InStyle UK
- Editor: Trish Halpin
- Frequency: Monthly
- Circulation: 146,507 (ABC Jul – Dec 2013) Print and digital editions.
- Founded: 2001
- Final issue: October 2016 (print)
- Company: Meredith Corporation
- Country: United Kingdom
- Language: English
- Website: InStyle^{[usurped]}

= InStyle UK =

Defunct glossy fashion and celebrity monthly magazine

InStyle, published by IPC Media, was a monthly glossy magazine focusing on celebrities and their style. The British edition launched in 2001, following the success of the magazine in the US. The current editor is Trish Halpin, who commenced the position in September 2006. The circulation of In Style was currently more than 145,000 in 2013. In October 2016 the print version was cancelled and it became a web-only publication.

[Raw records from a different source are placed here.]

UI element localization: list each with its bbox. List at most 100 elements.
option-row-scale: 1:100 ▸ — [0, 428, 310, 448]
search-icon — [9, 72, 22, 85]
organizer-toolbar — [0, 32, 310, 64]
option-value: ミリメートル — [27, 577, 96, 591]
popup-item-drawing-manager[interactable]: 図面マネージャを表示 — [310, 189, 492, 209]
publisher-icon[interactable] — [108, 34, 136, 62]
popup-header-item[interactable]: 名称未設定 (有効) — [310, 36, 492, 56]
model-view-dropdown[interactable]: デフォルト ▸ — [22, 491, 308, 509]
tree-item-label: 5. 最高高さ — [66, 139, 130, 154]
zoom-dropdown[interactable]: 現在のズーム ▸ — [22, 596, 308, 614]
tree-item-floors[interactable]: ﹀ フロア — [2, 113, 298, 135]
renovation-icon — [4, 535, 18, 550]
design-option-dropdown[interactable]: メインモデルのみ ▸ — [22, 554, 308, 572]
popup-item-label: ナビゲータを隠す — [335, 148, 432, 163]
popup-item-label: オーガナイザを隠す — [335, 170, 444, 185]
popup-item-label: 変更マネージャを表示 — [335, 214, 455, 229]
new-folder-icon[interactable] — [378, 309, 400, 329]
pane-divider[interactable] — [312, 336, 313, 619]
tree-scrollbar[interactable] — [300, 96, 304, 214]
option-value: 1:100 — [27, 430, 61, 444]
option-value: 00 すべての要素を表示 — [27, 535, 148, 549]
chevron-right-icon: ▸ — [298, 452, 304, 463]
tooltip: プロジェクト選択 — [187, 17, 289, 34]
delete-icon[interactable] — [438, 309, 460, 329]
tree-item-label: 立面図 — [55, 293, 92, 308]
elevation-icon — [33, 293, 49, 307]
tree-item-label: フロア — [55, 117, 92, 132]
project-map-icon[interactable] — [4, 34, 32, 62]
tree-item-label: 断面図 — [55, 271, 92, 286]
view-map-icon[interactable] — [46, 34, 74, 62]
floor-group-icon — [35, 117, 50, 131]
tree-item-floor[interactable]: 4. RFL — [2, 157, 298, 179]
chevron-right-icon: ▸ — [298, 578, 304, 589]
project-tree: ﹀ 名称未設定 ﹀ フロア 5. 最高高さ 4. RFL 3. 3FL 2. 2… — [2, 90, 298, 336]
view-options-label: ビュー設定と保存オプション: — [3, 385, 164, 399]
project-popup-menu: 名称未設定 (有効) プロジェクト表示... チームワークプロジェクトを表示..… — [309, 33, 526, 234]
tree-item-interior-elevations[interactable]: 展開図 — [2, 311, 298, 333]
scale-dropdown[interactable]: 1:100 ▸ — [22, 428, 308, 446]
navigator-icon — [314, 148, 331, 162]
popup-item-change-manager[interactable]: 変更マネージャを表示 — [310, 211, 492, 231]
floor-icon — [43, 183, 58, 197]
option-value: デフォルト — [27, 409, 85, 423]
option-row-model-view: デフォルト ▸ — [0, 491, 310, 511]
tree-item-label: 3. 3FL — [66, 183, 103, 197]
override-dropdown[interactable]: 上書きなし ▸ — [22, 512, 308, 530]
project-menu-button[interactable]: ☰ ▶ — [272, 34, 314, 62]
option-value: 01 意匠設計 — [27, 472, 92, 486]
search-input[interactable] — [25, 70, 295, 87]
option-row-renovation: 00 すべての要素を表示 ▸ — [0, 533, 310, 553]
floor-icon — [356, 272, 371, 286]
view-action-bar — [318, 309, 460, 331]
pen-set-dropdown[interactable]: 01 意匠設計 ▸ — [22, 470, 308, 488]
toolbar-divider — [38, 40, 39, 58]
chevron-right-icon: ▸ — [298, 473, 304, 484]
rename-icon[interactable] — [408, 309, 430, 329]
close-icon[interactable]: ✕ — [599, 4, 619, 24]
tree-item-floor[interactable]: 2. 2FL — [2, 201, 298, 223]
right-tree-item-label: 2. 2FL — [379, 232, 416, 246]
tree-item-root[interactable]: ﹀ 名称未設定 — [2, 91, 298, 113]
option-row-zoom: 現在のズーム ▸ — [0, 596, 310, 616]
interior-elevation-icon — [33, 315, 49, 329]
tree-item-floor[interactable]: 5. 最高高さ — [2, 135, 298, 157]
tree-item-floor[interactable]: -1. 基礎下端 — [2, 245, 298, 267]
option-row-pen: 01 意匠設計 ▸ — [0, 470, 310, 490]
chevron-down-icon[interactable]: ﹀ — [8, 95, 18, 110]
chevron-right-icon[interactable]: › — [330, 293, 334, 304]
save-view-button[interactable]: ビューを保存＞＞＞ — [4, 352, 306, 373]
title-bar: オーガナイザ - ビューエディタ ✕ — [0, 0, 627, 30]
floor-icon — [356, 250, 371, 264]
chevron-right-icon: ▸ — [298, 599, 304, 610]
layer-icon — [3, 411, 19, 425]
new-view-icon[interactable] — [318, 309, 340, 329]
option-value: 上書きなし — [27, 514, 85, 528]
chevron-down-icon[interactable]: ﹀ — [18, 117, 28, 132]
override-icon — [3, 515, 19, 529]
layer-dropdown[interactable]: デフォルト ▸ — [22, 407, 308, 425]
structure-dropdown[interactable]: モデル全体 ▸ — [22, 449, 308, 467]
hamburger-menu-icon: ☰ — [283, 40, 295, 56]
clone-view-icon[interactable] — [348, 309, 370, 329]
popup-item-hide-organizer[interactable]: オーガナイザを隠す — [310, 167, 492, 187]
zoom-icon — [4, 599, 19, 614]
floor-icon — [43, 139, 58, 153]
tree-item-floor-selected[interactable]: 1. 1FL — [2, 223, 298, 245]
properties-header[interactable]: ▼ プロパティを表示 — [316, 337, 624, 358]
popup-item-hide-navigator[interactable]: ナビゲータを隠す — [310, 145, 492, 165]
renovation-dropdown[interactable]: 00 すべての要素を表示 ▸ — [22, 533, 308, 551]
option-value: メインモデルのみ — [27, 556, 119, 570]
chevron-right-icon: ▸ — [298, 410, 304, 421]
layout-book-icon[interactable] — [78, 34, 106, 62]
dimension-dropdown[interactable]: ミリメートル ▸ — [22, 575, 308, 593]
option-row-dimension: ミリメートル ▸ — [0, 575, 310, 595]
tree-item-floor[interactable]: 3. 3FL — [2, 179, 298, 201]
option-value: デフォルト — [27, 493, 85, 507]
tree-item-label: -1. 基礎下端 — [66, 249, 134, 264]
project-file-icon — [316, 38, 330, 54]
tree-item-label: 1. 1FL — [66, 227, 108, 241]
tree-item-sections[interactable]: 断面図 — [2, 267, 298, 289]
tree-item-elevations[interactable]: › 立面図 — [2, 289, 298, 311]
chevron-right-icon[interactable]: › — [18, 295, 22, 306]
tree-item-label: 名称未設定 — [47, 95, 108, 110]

With the strapline "Your Own Personal Stylist", the magazine offers fashion and beauty tips to its readers. It also focuses on celebrity, with stars instead of models as subjects of the fashion and lifestyle shoots.

== Brand extension ==
In May 2007 In Style launched its website. The daily updated website publishes red carpet photos, A-list party features, editors' fashion and beauty picks, blogs written by the magazine team and behind-the-scenes videos of the magazine's celebrity photo shoots. On average, the site achieves 2 million page impressions a month and 240,000 unique users a month. The most searched for celebrities on the site are Jennifer Aniston, Sienna Miller, Victoria Beckham, Kate Moss, Mischa Barton, Nicole Richie, Lindsay Lohan, Jennifer Lopez, Cameron Diaz, Mary-Kate Olsen and Ashley Olsen.